La "stratégie de guerre totale" dénoncée par M. Ayrault, c'est en effet plutôt celle du gouvernement français à la remorque de l'OTAN, et d'Israël et des précieux pétromonarques. Nous avons soutenu, contre le choix des urnes syriennes, une opposition offshore inconnue en Syrie, mais déclarée légitime par les maîtres en démocratie frelatée. Nous avons soutenu, armé, formé, et tenu à bout de bras une ASL très proche des variantes d'al Qaeda que l'on dit combattre par ailleurs. Nous avons tenté un bombardement de Damas en 2013, sans aucune preuve d'utilisation d'ADM par le régime (voir les doutes des anglo-US, et leur refus de pilonner !). Nous avons refusé la participation de l'état syrien à toute négociation. Mieux, nous avons quitté les réunions de l'ONU dès que le représentant syrien prenait la parole.

Tout cela, c'est effectivement le choix de la guerre totale, de la part de l'Elysée.

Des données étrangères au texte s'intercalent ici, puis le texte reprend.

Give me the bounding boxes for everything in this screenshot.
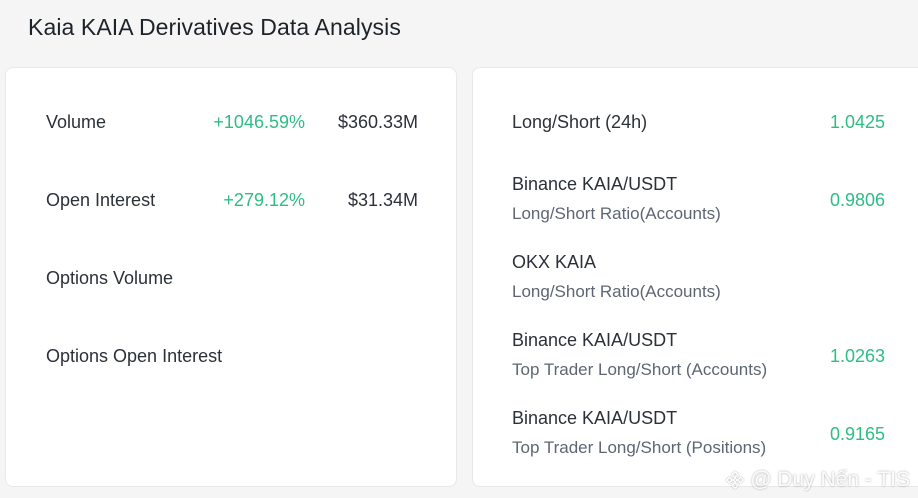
binance-accounts-value: 0.9806 (829, 190, 885, 210)
binance-top-trader-accounts-row: Binance KAIA/USDT Top Trader Long/Short … (473, 330, 918, 390)
binance-top-trader-accounts-desc: Top Trader Long/Short (Accounts) (512, 360, 768, 379)
binance-top-trader-positions-row: Binance KAIA/USDT Top Trader Long/Short … (473, 408, 918, 468)
volume-value: $360.33M (337, 112, 418, 132)
options-volume-label: Options Volume (46, 268, 174, 288)
long-short-24h-label: Long/Short (24h) (512, 112, 648, 132)
binance-top-trader-accounts-pair: Binance KAIA/USDT (512, 330, 678, 350)
okx-accounts-pair: OKX KAIA (512, 252, 597, 272)
options-open-interest-label: Options Open Interest (46, 346, 223, 366)
binance-top-trader-positions-desc: Top Trader Long/Short (Positions) (512, 438, 767, 457)
long-short-24h-value: 1.0425 (829, 112, 885, 132)
watermark-text: @ Duy Nến - TIS (750, 468, 910, 491)
watermark: @ Duy Nến - TIS (724, 468, 910, 492)
long-short-24h-row: Long/Short (24h) 1.0425 (473, 112, 918, 142)
long-short-card: Long/Short (24h) 1.0425 Binance KAIA/USD… (472, 67, 918, 487)
binance-accounts-pair: Binance KAIA/USDT (512, 174, 678, 194)
okx-accounts-ratio-row: OKX KAIA Long/Short Ratio(Accounts) (473, 252, 918, 312)
open-interest-row: Open Interest +279.12% $31.34M (6, 186, 458, 216)
volume-label: Volume (46, 112, 107, 132)
binance-logo-icon (725, 470, 745, 490)
open-interest-change: +279.12% (223, 190, 305, 210)
binance-accounts-desc: Long/Short Ratio(Accounts) (512, 204, 721, 223)
binance-top-trader-accounts-value: 1.0263 (829, 346, 885, 366)
okx-accounts-desc: Long/Short Ratio(Accounts) (512, 282, 721, 301)
binance-top-trader-positions-pair: Binance KAIA/USDT (512, 408, 678, 428)
volume-row: Volume +1046.59% $360.33M (6, 108, 458, 138)
options-open-interest-row: Options Open Interest (6, 342, 458, 372)
options-volume-row: Options Volume (6, 264, 458, 294)
page-title: Kaia KAIA Derivatives Data Analysis (28, 14, 401, 40)
volume-oi-card: Volume +1046.59% $360.33M Open Interest … (5, 67, 457, 487)
open-interest-label: Open Interest (46, 190, 156, 210)
binance-accounts-ratio-row: Binance KAIA/USDT Long/Short Ratio(Accou… (473, 174, 918, 234)
open-interest-value: $31.34M (347, 190, 418, 210)
volume-change: +1046.59% (213, 112, 305, 132)
binance-top-trader-positions-value: 0.9165 (829, 424, 885, 444)
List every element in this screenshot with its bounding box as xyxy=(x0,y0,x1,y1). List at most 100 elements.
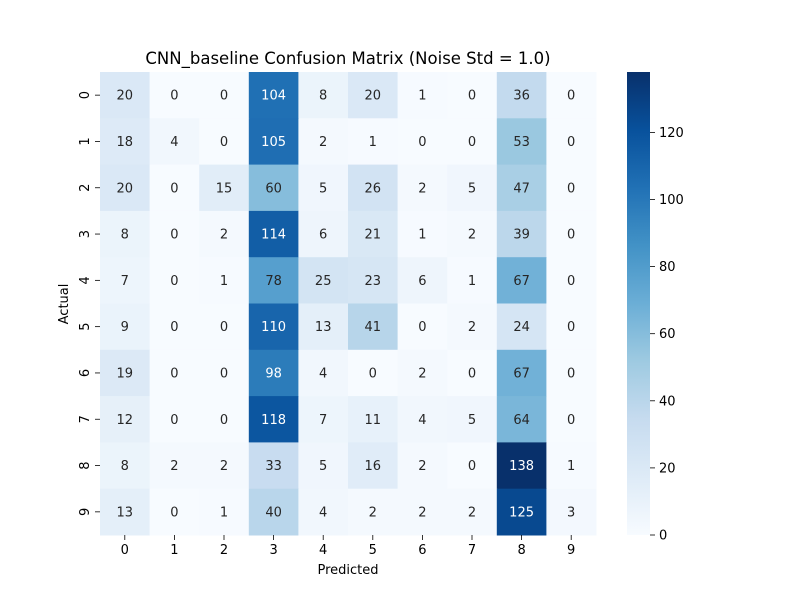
cell-value-label: 0 xyxy=(170,228,178,243)
y-tick-label: 7 xyxy=(78,415,93,423)
heatmap-cell xyxy=(149,488,200,536)
cell-value-label: 1 xyxy=(220,274,228,289)
heatmap-cell xyxy=(348,210,399,258)
heatmap-cell xyxy=(298,72,349,119)
cell-value-label: 98 xyxy=(265,366,282,381)
heatmap-cell xyxy=(100,164,151,212)
heatmap-cell xyxy=(199,396,250,443)
cell-value-label: 6 xyxy=(319,228,327,243)
cell-value-label: 0 xyxy=(567,228,575,243)
cell-value-label: 24 xyxy=(513,320,530,335)
cell-value-label: 0 xyxy=(220,413,228,428)
cell-value-label: 114 xyxy=(261,228,286,243)
cell-value-label: 5 xyxy=(468,181,476,196)
heatmap-cell xyxy=(496,349,547,397)
cell-value-label: 67 xyxy=(513,366,530,381)
cell-value-label: 64 xyxy=(513,413,530,428)
heatmap-cell xyxy=(149,210,200,258)
cell-value-label: 118 xyxy=(261,413,286,428)
heatmap-cell xyxy=(447,442,498,490)
colorbar-tick-label: 60 xyxy=(659,327,676,342)
cell-value-label: 4 xyxy=(418,413,426,428)
cell-value-label: 0 xyxy=(567,135,575,150)
cell-value-label: 11 xyxy=(365,413,382,428)
cell-value-label: 33 xyxy=(265,459,282,474)
heatmap-cell xyxy=(397,349,448,397)
cell-value-label: 2 xyxy=(418,181,426,196)
cell-value-label: 8 xyxy=(121,228,129,243)
heatmap-cell xyxy=(496,488,547,536)
heatmap-cell xyxy=(149,164,200,212)
heatmap-cell xyxy=(546,257,597,304)
heatmap-cell xyxy=(248,442,299,490)
heatmap-cell xyxy=(447,488,498,536)
cell-value-label: 25 xyxy=(315,274,332,289)
heatmap-cell xyxy=(100,349,151,397)
cell-value-label: 5 xyxy=(319,181,327,196)
cell-value-label: 26 xyxy=(365,181,382,196)
heatmap-cell xyxy=(348,349,399,397)
cell-value-label: 2 xyxy=(418,366,426,381)
cell-value-label: 2 xyxy=(468,228,476,243)
cell-value-label: 104 xyxy=(261,89,286,104)
heatmap-cell xyxy=(149,118,200,166)
cell-value-label: 1 xyxy=(567,459,575,474)
cell-value-label: 2 xyxy=(418,505,426,520)
cell-value-label: 5 xyxy=(319,459,327,474)
heatmap-cell xyxy=(100,257,151,304)
cell-value-label: 1 xyxy=(220,505,228,520)
cell-value-label: 2 xyxy=(468,320,476,335)
cell-value-label: 21 xyxy=(365,228,382,243)
heatmap-cell xyxy=(397,72,448,119)
heatmap-cell xyxy=(100,210,151,258)
heatmap-cell xyxy=(546,349,597,397)
heatmap-cell xyxy=(546,210,597,258)
chart-title: CNN_baseline Confusion Matrix (Noise Std… xyxy=(145,49,550,69)
cell-value-label: 2 xyxy=(170,459,178,474)
heatmap-cell xyxy=(447,396,498,443)
heatmap-cell xyxy=(199,72,250,119)
heatmap-cell xyxy=(397,442,448,490)
cell-value-label: 0 xyxy=(220,89,228,104)
heatmap-cell xyxy=(199,303,250,351)
cell-value-label: 13 xyxy=(315,320,332,335)
cell-value-label: 2 xyxy=(220,228,228,243)
x-axis: 0 1 2 3 4 5 6 7 8 9 xyxy=(121,535,575,558)
cell-value-label: 4 xyxy=(319,505,327,520)
cell-value-label: 1 xyxy=(369,135,377,150)
cell-value-label: 125 xyxy=(509,505,534,520)
cell-value-label: 40 xyxy=(265,505,282,520)
y-tick-label: 8 xyxy=(78,461,93,469)
heatmap-cell xyxy=(348,118,399,166)
cell-value-label: 18 xyxy=(117,135,134,150)
cell-value-label: 0 xyxy=(468,89,476,104)
heatmap-cell xyxy=(248,349,299,397)
cell-value-label: 0 xyxy=(468,459,476,474)
heatmap-cell xyxy=(397,210,448,258)
cell-value-label: 0 xyxy=(567,320,575,335)
cell-value-label: 47 xyxy=(513,181,530,196)
heatmap-cell xyxy=(447,257,498,304)
heatmap-cell xyxy=(248,257,299,304)
cell-value-label: 67 xyxy=(513,274,530,289)
cell-value-label: 0 xyxy=(567,366,575,381)
heatmap-cell xyxy=(496,396,547,443)
heatmap-cell xyxy=(248,303,299,351)
cell-value-label: 0 xyxy=(567,274,575,289)
heatmap-cell xyxy=(298,488,349,536)
y-axis: 0 1 2 3 4 5 6 7 8 9 xyxy=(78,91,100,516)
heatmap-cell xyxy=(496,442,547,490)
x-tick-label: 8 xyxy=(517,543,525,558)
cell-value-label: 7 xyxy=(121,274,129,289)
heatmap-cell xyxy=(298,164,349,212)
x-tick-label: 4 xyxy=(319,543,327,558)
heatmap-cell xyxy=(298,349,349,397)
cell-value-label: 110 xyxy=(261,320,286,335)
heatmap-cell xyxy=(149,72,200,119)
heatmap-cell xyxy=(298,303,349,351)
cell-value-label: 1 xyxy=(468,274,476,289)
x-axis-label: Predicted xyxy=(317,563,378,578)
cell-value-label: 0 xyxy=(170,274,178,289)
colorbar-axis: 0 20 40 60 80 100 120 xyxy=(650,126,684,544)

La priorité que le ministre affirme donner à l'aide humanitaire, on l'a vue en action en Libye où ce n'était qu'un prétexte pour lancer des bombes, en Syrie c'était la fourniture d'armes aux terroristes (modérés, paraît-il, comme ceux d'Alep Est qui continuaient à lancer des obus sur Alep Ouest jusqu'à la semaine dernière, et qui ont tellement choyé les gens sous leur contrôle que ceux-ci ont fui en masse dès que cela a été possible). Notre allié turc a aussi profité de convois « humanitaires » pour passer des armes de guerre.

Quant à la reprise de Palmyre par Daesh, qui y a lancé des troupes venant de Raqqa, de Mossoul et d'ailleurs, le renseignement - notamment par satellite ! - de nos alliés qui n'en ont pas plus vu la préparation qu'ils ne voyaient les files de camions du trafic de pétrole a sans doute autant de responsabilité dans l'affaire que les russes ou les syriens. En accuser al Assad ressort d'une sempiternelle diabolisation plus belliciste qu'honnête.

Et voilà qu'Alep est libérée. Le gouvernement - qui a commis quelques bavures et exécutions extra judiciaires en Syrie - pousse des cris d'orfraie, à propos de morts rapportées par des « témoins » situés à des centaines de km ? La belle affaire. Notre propre guerre n'est pas si propre à Mossoul qu'on puisse donner des leçons.

La diplomatie ne dit pas toujours la vérité, mais la nôtre excelle dans le mensonge minable. Elle

« s'enferme dans une stratégie » odieuse, et perdante.